Despite the fact that computers are used more and more for these tasks, for many years, the main system used by film production companies to carry out their shootings was by building a set.

The set is usually designed by the art director or by the decorator, according to the film script and following the director's instructions. Normally the sets are made for a single production, so they are not made with the intention of lasting. This implies that to build them, flimsy materials such as wood, stucco or papier-mâché are mainly used. Sometimes, more durable elements such as stones, bricks, plywood or metal pieces are also used, with which to reinforce the structures. These types of sets are usually built in a specific location, outdoors or inside a Film Studio; and they can be from a small cabin to an entire town, as happened with the western town of Esplugas City.


  [The western town of Esplugas City (Barcelona), © pirineosenguerra.blogspot.com.]

As a general rule, once the film is finished, the sets are usually dismantled and disposed of, or stored somewhere. In the case of those raised in outdoor locations, these are simply abandoned after collecting the most important elements of the set. With the passage of time, weather and looting gradually eliminate, and as happens in any other abandoned construction, the weakest parts of the structure. Despite this, some elements can be preserved for many years, as a testimony of what was done there.

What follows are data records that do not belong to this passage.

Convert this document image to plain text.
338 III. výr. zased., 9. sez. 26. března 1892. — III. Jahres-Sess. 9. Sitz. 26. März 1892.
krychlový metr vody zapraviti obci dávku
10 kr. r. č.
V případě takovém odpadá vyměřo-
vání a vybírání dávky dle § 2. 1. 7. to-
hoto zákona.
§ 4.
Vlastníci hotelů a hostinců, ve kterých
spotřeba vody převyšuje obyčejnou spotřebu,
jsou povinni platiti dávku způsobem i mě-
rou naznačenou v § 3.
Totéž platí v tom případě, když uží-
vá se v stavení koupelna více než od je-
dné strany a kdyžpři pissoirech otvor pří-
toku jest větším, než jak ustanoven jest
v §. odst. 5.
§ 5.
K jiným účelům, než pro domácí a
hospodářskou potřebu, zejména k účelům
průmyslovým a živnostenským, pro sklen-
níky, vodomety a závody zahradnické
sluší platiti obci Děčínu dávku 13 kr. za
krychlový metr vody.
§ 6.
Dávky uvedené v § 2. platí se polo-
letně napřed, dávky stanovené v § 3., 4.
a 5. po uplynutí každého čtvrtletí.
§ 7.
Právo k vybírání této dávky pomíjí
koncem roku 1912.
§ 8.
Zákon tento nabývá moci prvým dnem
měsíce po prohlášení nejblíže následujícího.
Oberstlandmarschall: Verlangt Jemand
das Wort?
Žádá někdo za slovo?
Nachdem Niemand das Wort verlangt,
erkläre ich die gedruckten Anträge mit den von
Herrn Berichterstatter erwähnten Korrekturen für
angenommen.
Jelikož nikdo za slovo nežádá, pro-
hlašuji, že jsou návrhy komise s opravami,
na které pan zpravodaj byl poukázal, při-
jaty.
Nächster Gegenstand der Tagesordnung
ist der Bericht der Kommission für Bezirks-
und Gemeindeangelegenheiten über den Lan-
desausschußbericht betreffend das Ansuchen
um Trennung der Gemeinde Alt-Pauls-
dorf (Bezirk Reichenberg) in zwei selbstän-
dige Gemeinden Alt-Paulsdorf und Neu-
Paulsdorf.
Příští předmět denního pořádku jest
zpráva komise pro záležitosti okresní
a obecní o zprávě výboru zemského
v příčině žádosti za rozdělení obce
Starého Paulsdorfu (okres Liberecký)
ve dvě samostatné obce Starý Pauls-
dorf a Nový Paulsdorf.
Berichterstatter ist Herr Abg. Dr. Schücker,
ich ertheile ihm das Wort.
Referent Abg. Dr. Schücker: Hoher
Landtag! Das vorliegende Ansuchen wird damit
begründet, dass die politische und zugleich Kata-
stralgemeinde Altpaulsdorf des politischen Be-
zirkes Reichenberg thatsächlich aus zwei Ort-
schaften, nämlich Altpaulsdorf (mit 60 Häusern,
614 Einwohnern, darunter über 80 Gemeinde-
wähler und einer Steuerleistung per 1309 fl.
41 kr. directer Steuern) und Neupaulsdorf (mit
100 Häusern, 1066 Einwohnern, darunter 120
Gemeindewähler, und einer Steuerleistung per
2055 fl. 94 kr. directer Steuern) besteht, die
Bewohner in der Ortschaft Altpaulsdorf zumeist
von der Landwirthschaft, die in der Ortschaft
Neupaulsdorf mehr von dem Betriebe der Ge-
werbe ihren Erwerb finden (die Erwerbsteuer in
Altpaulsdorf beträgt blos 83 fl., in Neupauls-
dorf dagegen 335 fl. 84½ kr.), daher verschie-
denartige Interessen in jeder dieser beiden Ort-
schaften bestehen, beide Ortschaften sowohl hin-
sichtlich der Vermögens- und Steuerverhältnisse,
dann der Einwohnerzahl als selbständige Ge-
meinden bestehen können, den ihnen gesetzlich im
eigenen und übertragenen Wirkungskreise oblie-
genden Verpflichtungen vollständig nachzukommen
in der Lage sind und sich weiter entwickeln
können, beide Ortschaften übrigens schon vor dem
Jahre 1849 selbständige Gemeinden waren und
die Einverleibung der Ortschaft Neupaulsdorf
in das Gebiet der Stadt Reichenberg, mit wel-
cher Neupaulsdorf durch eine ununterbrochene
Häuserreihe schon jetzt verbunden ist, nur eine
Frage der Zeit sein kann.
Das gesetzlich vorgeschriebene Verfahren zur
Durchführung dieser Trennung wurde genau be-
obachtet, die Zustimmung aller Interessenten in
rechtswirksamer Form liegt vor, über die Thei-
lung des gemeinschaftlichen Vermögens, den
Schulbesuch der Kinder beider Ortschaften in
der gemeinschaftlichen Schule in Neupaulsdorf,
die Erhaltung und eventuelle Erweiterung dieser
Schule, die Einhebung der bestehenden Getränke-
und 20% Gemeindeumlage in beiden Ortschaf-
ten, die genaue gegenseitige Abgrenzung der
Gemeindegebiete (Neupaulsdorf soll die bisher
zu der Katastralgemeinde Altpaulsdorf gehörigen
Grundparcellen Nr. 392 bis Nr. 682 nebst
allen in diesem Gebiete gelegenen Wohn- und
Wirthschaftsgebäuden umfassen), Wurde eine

Another case is that of film sets built to be used in more than one production. These are usually more solidly built, with the goal that they can last and be used in different films, simply by changing the external appearance of the set. For this, more durable materials such as brick, cement, stucco, wood or plywood are used, with which the structure is made. All this is covered and completed with more flimsy elements, with which the final appearance of the stage is given.

As with ephemeral sets, once their exploitation phase is over, these types of sets are usually dismantled, destroyed, or simply abandoned. Over the years, if there is no maintenance or if they are reused for tourism purposes, degradation is inevitable, condemning these places to disappearance.

[Remains of the old town of the West in Daganzo (Madrid), © Photo of the author.]